Stroud’s one interception led to an Indy touchdown, but Houston still managed to win a one-score game. All of the Texans’ losses have been by eight points or fewer.
“How we’re finishing — that’s the difference,” coach DeMeco Ryans said. “We have resolve. We’re playing 60 minutes. We’re no longer looking at a bad play here or there and thinking that it’s going to send us into the tank.”
As a result, the Texans are back in the playoff picture.
Indy, meanwhile, has struggled since it rolled through the first eight games of the season.
The Colts have lost two straight for the first time and three of their last four. Daniel Jones, who continues to play through a lower leg injury, was 14 of 27 for 201 yards and two TDs. Jonathan Taylor, the NFL’s leading rusher, was held to 85 yards on 21 carries and failed to score for the fifth time this season.

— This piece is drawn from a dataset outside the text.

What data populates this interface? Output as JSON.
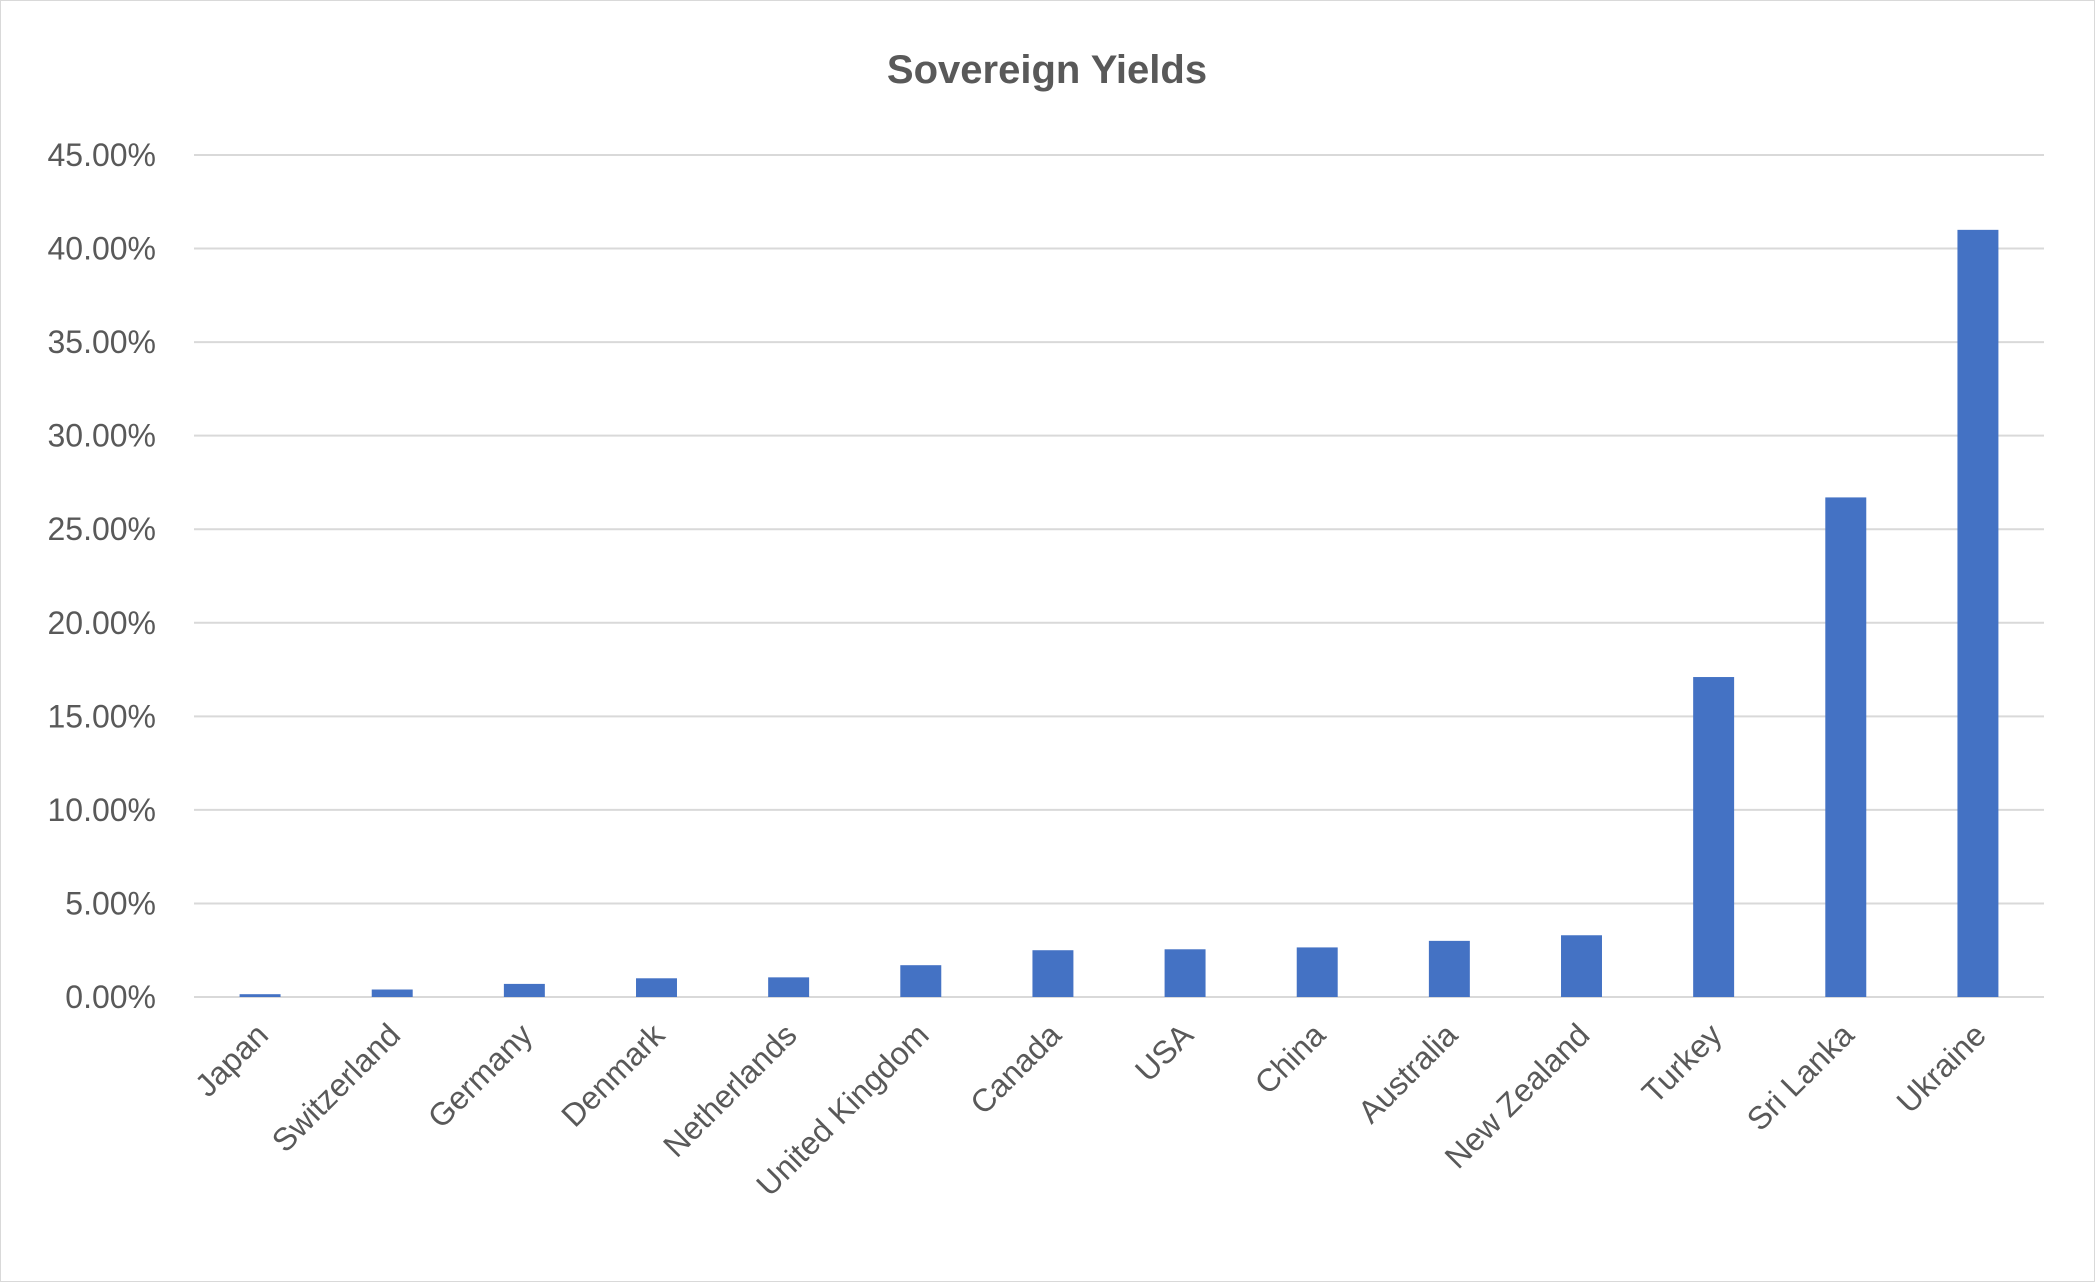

Indy had a chance to complete a late comeback when Jones drove the Colts to Houston’s 31-yard line with less than two minutes to play, but a drop by Josh Downs on third-and-9 and an incompletion on fourth down ended the drive — and Indy’s perfect home record.
“Sometimes you win the tight games, but when you lose the tight games it’s frustrating because you’re like ‘Shoot, we could have had that,'” Colts coach Shane Steichen said. “You look back, it’s three or four plays when you lose the tight ones so we’ve got to find a way to get those three or four plays when it is a tight game.”
The Texans were in control most of the day, taking a 3-0 lead on their first possession and responding immediately after Stroud’s interception led to 19-yard TD pass from Jones to Alec Pierce. Mike Badgley’s extra-point try hit the left goal post, keeping the Colts’ lead at 6-3.
Chubb’s 4-yard run to make it 10-6 and a 43-yard field goal to open the second half extended Houston’s lead to 13-6. Jones tied it again with a 12-yard touchdown pass to Tyler Warren late in the third.
But the game swung on a critical pass-interference call on Indy cornerback Kenny Moore on third-and-15 early in the fourth — after the play clock also appeared to run out. The Texans capitalized four plays later with Collins’ 7-yard scamper around the right side for a 20-13 lead.
“When the clock hits zero, (the back judge) looks down to the ball and if the ball is snapped as he looks down from the clock to the ball, we leave that alone. That’s what he ruled on the play,” referee Clay Martin told a pool reporter before addressing the pass interference call. “The calling official had an arm grab at the top of the route. When you look back, the ball was in the air, and when you see the ball in the air, that makes it pass interference.”
All Indy could muster the rest of the way was a 42-yard field goal.